While sales for the first half year are down by 0.6 percent year-on-year, June’s meagre rise follows a revised 0.4 percent increase in May. More importantly, quarter-on-quarter sales increased by 2.4 percent in the second three months of this year.

And even the traditionally pessimistic HKRMA is tipping an improvement in the last half of the year. “Most of our member companies are looking forward to steady growth for the coming months and the remainder of 2017,” the association said in a statement.

A government spokesman said June’s retail sales reflected firm local consumption and a receding drag from inbound tourism.

“Looking ahead, the prevailing favorable job and income conditions should render solid support to local consumer sentiment. Nonetheless, the near-term performance of retail sales would also depend on the pace of recovery in inbound tourism and the extent of improvement in external economic environment.”

After netting out the effect of price changes the department estimates the total volume of retail sales in June rose by 0.4 percent year-on-year and by 0.6 percent in May.

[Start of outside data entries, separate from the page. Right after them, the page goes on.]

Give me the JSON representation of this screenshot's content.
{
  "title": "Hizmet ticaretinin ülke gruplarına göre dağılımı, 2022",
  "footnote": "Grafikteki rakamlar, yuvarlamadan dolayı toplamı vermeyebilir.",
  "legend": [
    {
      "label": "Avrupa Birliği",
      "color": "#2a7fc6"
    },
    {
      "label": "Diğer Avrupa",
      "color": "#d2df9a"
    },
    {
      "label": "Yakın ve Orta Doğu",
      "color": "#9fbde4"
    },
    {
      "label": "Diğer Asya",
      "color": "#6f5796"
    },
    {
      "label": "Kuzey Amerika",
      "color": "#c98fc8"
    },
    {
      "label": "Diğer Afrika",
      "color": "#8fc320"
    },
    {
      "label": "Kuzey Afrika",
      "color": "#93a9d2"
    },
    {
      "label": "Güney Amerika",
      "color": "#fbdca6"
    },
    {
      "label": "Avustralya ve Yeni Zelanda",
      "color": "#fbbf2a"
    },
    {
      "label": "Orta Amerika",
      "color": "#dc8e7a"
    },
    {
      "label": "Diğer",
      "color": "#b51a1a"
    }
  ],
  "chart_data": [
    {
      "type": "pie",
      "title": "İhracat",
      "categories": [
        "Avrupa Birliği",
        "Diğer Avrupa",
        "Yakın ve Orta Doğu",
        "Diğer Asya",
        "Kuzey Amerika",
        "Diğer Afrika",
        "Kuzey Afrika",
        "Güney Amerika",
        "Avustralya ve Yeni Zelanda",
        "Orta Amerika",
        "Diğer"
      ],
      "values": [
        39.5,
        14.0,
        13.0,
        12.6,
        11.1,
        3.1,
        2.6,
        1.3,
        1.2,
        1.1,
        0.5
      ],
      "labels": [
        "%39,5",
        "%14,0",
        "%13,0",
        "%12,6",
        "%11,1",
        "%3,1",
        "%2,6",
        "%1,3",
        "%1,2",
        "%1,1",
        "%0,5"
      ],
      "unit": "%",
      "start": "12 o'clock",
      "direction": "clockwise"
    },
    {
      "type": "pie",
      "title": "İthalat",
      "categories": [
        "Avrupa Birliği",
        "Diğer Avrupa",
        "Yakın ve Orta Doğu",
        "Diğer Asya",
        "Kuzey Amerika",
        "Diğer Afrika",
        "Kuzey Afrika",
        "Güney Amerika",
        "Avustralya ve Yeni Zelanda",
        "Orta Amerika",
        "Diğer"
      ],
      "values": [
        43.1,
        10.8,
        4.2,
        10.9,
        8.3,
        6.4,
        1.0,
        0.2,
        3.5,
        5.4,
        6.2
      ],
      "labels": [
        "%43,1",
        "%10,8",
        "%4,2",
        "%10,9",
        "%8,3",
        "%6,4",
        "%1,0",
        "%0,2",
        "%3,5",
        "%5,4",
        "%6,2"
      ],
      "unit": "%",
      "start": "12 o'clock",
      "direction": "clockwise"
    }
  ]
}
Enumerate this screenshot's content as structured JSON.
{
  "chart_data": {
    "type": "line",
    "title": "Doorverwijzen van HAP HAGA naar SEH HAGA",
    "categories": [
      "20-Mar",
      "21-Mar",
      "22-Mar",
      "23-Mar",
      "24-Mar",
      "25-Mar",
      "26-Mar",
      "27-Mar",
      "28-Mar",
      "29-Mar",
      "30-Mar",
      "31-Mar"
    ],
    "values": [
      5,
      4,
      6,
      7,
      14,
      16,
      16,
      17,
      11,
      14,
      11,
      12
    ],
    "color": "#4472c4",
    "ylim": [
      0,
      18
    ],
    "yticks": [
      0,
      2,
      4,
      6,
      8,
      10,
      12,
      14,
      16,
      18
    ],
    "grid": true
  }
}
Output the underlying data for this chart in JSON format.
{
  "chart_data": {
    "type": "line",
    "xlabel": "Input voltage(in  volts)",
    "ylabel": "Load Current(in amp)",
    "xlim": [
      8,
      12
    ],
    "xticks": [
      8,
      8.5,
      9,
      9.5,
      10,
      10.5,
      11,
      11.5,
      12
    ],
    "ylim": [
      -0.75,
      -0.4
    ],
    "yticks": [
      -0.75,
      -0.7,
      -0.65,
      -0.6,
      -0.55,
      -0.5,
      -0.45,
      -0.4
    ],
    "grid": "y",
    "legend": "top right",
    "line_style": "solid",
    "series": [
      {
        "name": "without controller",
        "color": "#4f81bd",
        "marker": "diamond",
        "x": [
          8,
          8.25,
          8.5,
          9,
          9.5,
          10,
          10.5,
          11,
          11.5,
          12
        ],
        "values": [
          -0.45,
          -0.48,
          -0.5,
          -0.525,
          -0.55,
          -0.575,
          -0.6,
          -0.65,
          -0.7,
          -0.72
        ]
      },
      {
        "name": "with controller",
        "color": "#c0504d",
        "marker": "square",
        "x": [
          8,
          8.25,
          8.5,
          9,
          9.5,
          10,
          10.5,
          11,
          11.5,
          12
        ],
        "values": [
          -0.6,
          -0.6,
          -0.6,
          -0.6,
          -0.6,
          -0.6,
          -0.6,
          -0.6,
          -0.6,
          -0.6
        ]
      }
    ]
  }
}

By broad retail category, and in descending order of impact on the overall figures, supermarket sales increased by 0.4 percent, department stores by 0.8 percent, food, alcoholic drinks and tobacco by 2.6 percent, furniture and fixtures by 4.7 percent and Chinese drugs and herbs by 1.7 percent.

However, sales of jewelry, watches and clocks slipped 0.8 percent, apparel sales by 1.4 percent, medicines and cosmetics 0.5 percent, electrical goods and photographic equipment 8.1 percent, footwear and accessories 4.5 percent, books, newspapers, stationery and gifts 6.3 percent and optical shops by 3.8 percent.